Do zdarzenia doszło o godz. 16:13 w Starym Wiśniczu. Kierujący samochodem marki Opel Corsa jadąc z Nowego Wiśnicza w kierunku Kobyla uderzył w tył samochodu Fiat 126 p, który na skrzyżowaniu oczekiwał na możliwość wykonania manewru skrętu w lewo. Następnie samochód Opel Corsa zjechał na prawą stronę drogi, przerwał barierę ochronną i dachował do rzeki Leksandrówka – relacjonuje Łukasz Ostręga, rzecznik bocheńskiej policji.

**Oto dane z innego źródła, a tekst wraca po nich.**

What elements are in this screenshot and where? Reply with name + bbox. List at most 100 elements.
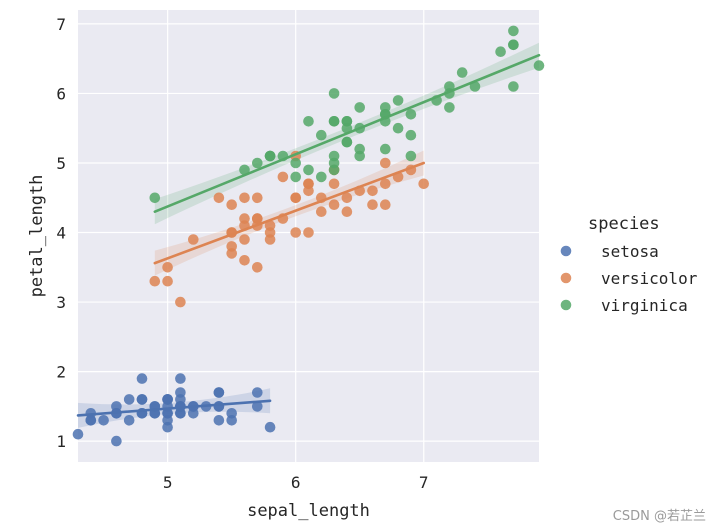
legend-label-setosa: setosa: [601, 242, 659, 261]
point-versicolor: [367, 199, 378, 210]
legend-title: species: [588, 214, 660, 234]
point-virginica: [354, 102, 366, 113]
point-setosa: [162, 394, 173, 405]
point-virginica: [380, 143, 391, 155]
y-tick-label: 6: [56, 84, 66, 103]
point-versicolor: [277, 171, 289, 183]
point-versicolor: [380, 178, 391, 190]
scatter-points: [72, 25, 545, 447]
point-virginica: [444, 102, 455, 113]
point-versicolor: [328, 178, 340, 190]
point-setosa: [213, 401, 225, 412]
point-versicolor: [290, 227, 302, 238]
point-setosa: [98, 415, 109, 426]
point-virginica: [303, 116, 314, 127]
legend: species setosa versicolor virginica: [560, 214, 698, 315]
point-versicolor: [380, 157, 391, 169]
point-setosa: [136, 394, 148, 405]
point-virginica: [405, 150, 417, 162]
y-axis-label: petal_length: [27, 175, 47, 298]
point-versicolor: [162, 275, 173, 287]
point-versicolor: [239, 234, 250, 245]
point-virginica: [533, 60, 545, 71]
point-virginica: [264, 150, 276, 162]
point-virginica: [290, 157, 302, 169]
point-versicolor: [341, 206, 353, 217]
point-virginica: [149, 192, 161, 204]
y-tick-label: 7: [56, 15, 66, 34]
point-virginica: [251, 157, 263, 169]
point-virginica: [328, 157, 340, 169]
point-versicolor: [149, 275, 161, 287]
point-virginica: [392, 122, 404, 134]
regression-line-versicolor: [153, 161, 426, 265]
x-tick-label: 5: [163, 473, 173, 492]
y-tick-label: 4: [56, 224, 66, 243]
point-versicolor: [162, 262, 173, 273]
point-virginica: [405, 129, 417, 141]
point-setosa: [72, 428, 84, 440]
point-versicolor: [264, 227, 276, 238]
point-virginica: [469, 81, 481, 92]
point-versicolor: [341, 192, 353, 204]
regression-lines: [76, 53, 541, 417]
point-virginica: [328, 116, 340, 127]
y-tick-label: 3: [56, 293, 66, 312]
point-setosa: [136, 373, 148, 384]
point-versicolor: [213, 192, 225, 204]
regression-line-setosa: [76, 399, 272, 417]
y-tick-label: 1: [56, 432, 66, 451]
y-tick-label: 2: [56, 363, 66, 382]
legend-marker-versicolor: [560, 272, 572, 284]
point-virginica: [290, 171, 302, 183]
point-versicolor: [251, 192, 263, 204]
legend-marker-setosa: [560, 245, 572, 257]
point-versicolor: [418, 178, 430, 190]
point-setosa: [213, 387, 225, 398]
point-versicolor: [226, 248, 237, 259]
point-virginica: [303, 164, 314, 176]
point-versicolor: [316, 206, 327, 217]
point-versicolor: [251, 262, 263, 273]
point-virginica: [354, 143, 366, 155]
point-virginica: [495, 46, 506, 57]
regression-line-virginica: [153, 53, 541, 213]
point-versicolor: [328, 199, 340, 210]
point-virginica: [405, 109, 417, 120]
legend-marker-virginica: [560, 299, 572, 311]
tick-labels: 5 6 7 1 2 3 4 5 6 7: [56, 15, 428, 492]
point-virginica: [328, 88, 340, 99]
point-setosa: [85, 415, 97, 426]
point-virginica: [508, 81, 519, 92]
point-setosa: [123, 415, 135, 426]
point-setosa: [213, 415, 225, 426]
point-virginica: [316, 171, 327, 183]
point-virginica: [508, 25, 519, 37]
point-virginica: [239, 164, 250, 176]
x-tick-label: 6: [291, 473, 301, 492]
x-axis-label: sepal_length: [247, 501, 370, 521]
point-virginica: [341, 122, 353, 134]
point-virginica: [316, 129, 327, 141]
y-tick-label: 5: [56, 154, 66, 173]
point-virginica: [456, 67, 468, 78]
point-versicolor: [303, 227, 314, 238]
point-versicolor: [239, 254, 250, 266]
point-versicolor: [290, 192, 302, 204]
point-setosa: [175, 394, 186, 405]
point-versicolor: [175, 296, 186, 308]
point-virginica: [508, 39, 519, 51]
point-versicolor: [239, 192, 250, 204]
x-tick-label: 7: [419, 473, 429, 492]
point-versicolor: [380, 199, 391, 210]
point-setosa: [175, 373, 186, 384]
watermark: CSDN @若芷兰: [612, 509, 706, 524]
point-versicolor: [303, 185, 314, 197]
point-versicolor: [367, 185, 378, 197]
point-setosa: [111, 435, 122, 447]
point-setosa: [162, 408, 173, 419]
point-setosa: [251, 401, 263, 412]
legend-label-versicolor: versicolor: [601, 269, 698, 288]
point-virginica: [392, 95, 404, 106]
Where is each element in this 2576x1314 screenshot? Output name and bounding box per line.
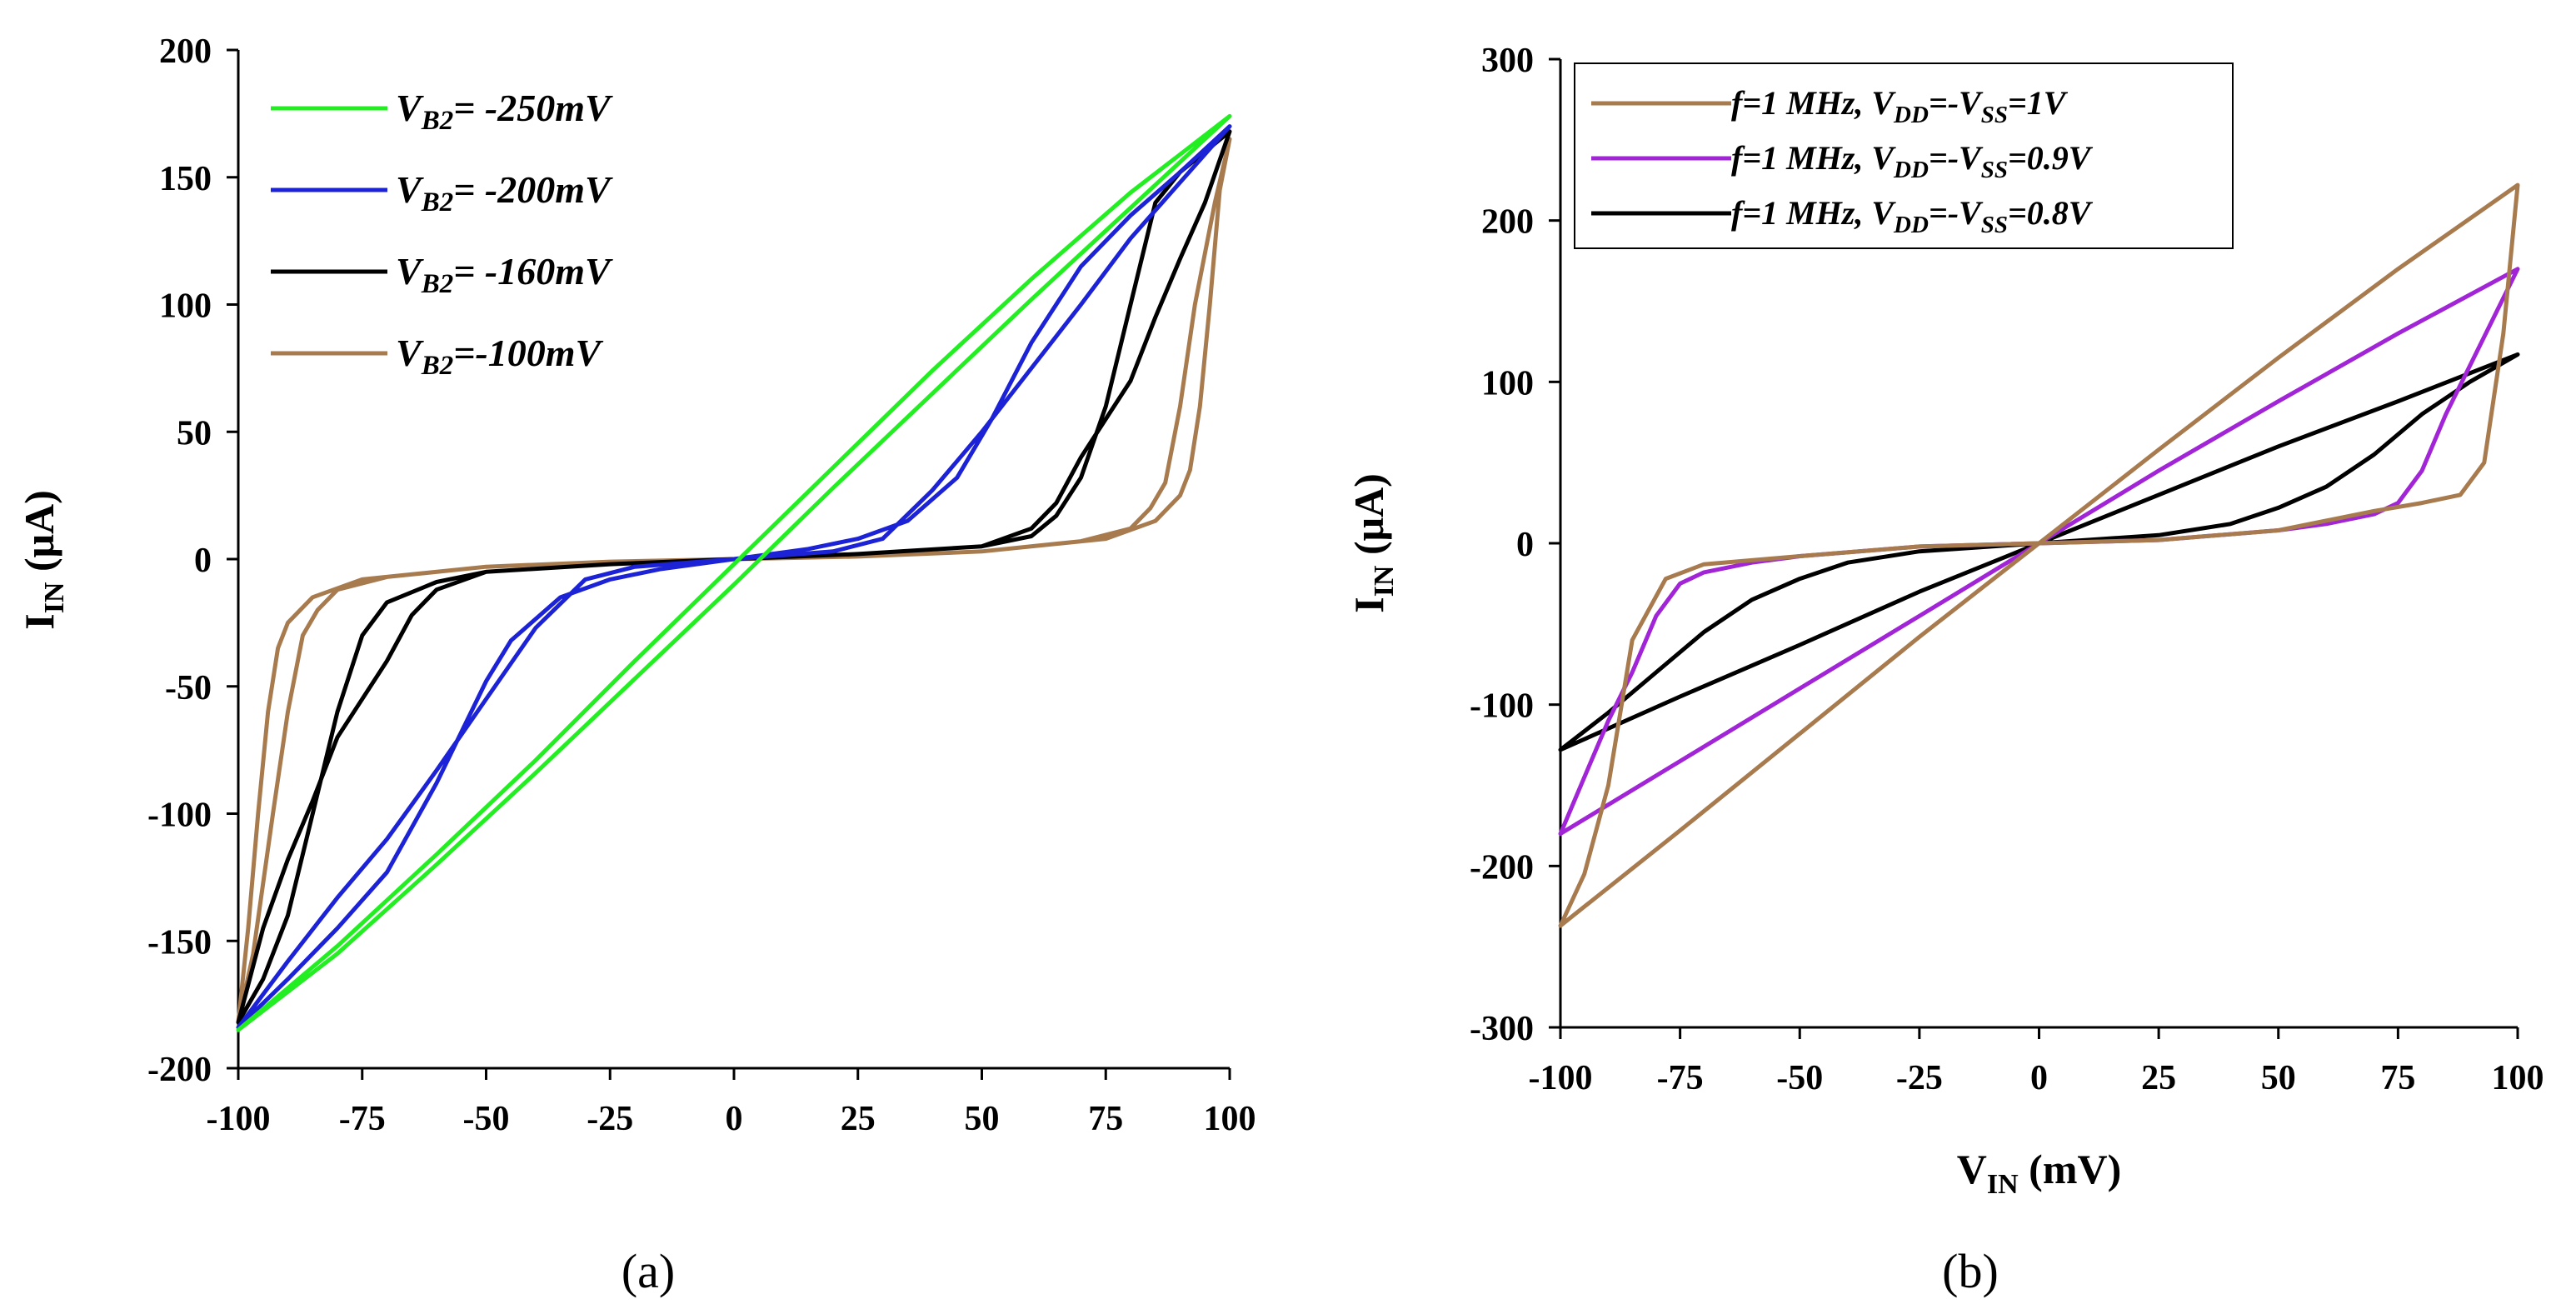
- y-tick-label: 150: [159, 160, 212, 198]
- x-tick-label: -50: [1776, 1059, 1823, 1097]
- y-tick-label: 0: [194, 542, 212, 580]
- y-tick-label: -200: [147, 1051, 212, 1089]
- x-tick-label: 75: [2380, 1059, 2415, 1097]
- y-tick-label: -300: [1470, 1010, 1534, 1048]
- y-tick-label: 50: [177, 414, 212, 452]
- x-tick-label: 50: [965, 1100, 1000, 1138]
- x-tick-label: 0: [2030, 1059, 2048, 1097]
- y-axis-title: IIN (μA): [16, 490, 70, 630]
- y-tick-label: -100: [1470, 687, 1534, 726]
- x-tick-label: -50: [463, 1100, 510, 1138]
- legend-label: VB2= -200mV: [396, 168, 613, 217]
- panel-label-b: (b): [1942, 1244, 1999, 1298]
- series-line-1: [236, 113, 1232, 1032]
- y-tick-label: -50: [165, 669, 212, 707]
- panel-b-chart: -300 -200 -100 0 100 200 300 -100 -75 -50 -25 0 25 50…: [1345, 42, 2544, 1200]
- x-tick-label: -100: [207, 1100, 271, 1138]
- series-line-4: [236, 137, 1232, 1025]
- y-tick-label: 100: [159, 287, 212, 326]
- legend: f=1 MHz, VDD=-VSS=1V f=1 MHz, VDD=-VSS=0.…: [1574, 62, 2234, 249]
- series-line-2: [1558, 267, 2520, 837]
- y-tick-label: 200: [1481, 203, 1534, 242]
- y-tick-label: 300: [1481, 42, 1534, 80]
- x-tick-label: -25: [1896, 1059, 1943, 1097]
- series-line-2: [236, 124, 1232, 1030]
- x-tick-label: -75: [1657, 1059, 1704, 1097]
- panel-a-chart: -200 -150 -100 -50 0 50 100 150 200 -100 -75 -50 -25…: [16, 32, 1256, 1138]
- x-tick-label: 100: [2492, 1059, 2544, 1097]
- x-tick-label: 0: [726, 1100, 743, 1138]
- y-tick-label: 0: [1516, 526, 1534, 564]
- x-tick-label: 25: [2141, 1059, 2176, 1097]
- y-tick-label: -150: [147, 923, 212, 962]
- y-tick-label: -200: [1470, 848, 1534, 887]
- legend-label: f=1 MHz, VDD=-VSS=1V: [1731, 84, 2069, 128]
- legend-label: f=1 MHz, VDD=-VSS=0.9V: [1731, 139, 2094, 183]
- legend-box: [1574, 62, 2234, 249]
- y-tick-label: 200: [159, 32, 212, 71]
- x-tick-label: 75: [1088, 1100, 1123, 1138]
- panel-label-a: (a): [622, 1244, 675, 1298]
- x-tick-label: -75: [339, 1100, 386, 1138]
- y-tick-label: -100: [147, 797, 212, 835]
- series-line-3: [236, 129, 1232, 1025]
- x-tick-label: 50: [2261, 1059, 2296, 1097]
- legend-label: f=1 MHz, VDD=-VSS=0.8V: [1731, 194, 2094, 238]
- series-line-1: [1558, 182, 2520, 928]
- legend-label: VB2= -160mV: [396, 250, 613, 299]
- y-axis-title: IIN (μA): [1345, 473, 1400, 613]
- x-tick-label: -100: [1529, 1059, 1593, 1097]
- y-tick-label: 100: [1481, 364, 1534, 402]
- legend-label: VB2=-100mV: [396, 332, 604, 381]
- x-axis-title: VIN (mV): [1957, 1146, 2121, 1200]
- x-tick-label: -25: [587, 1100, 633, 1138]
- x-tick-label: 100: [1204, 1100, 1256, 1138]
- x-tick-label: 25: [841, 1100, 876, 1138]
- legend-label: VB2= -250mV: [396, 87, 613, 136]
- legend: VB2= -250mV VB2= -200mV VB2= -160mV VB2=-10…: [271, 87, 613, 381]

W wyniku zdarzenia obrażeń ciała doznała-17 letnia pasażerka samochodu Opel Corsa. Lotnicze Pogotowie Ratunkowe przetransportowało ją do szpitala Kraków-Prokocim, gdzie pozostała na obserwacji.
Kierujący byli trzeźwi. Policja szczegółowo wyjaśnia okoliczności zaistniałego zdarzenia drogowego.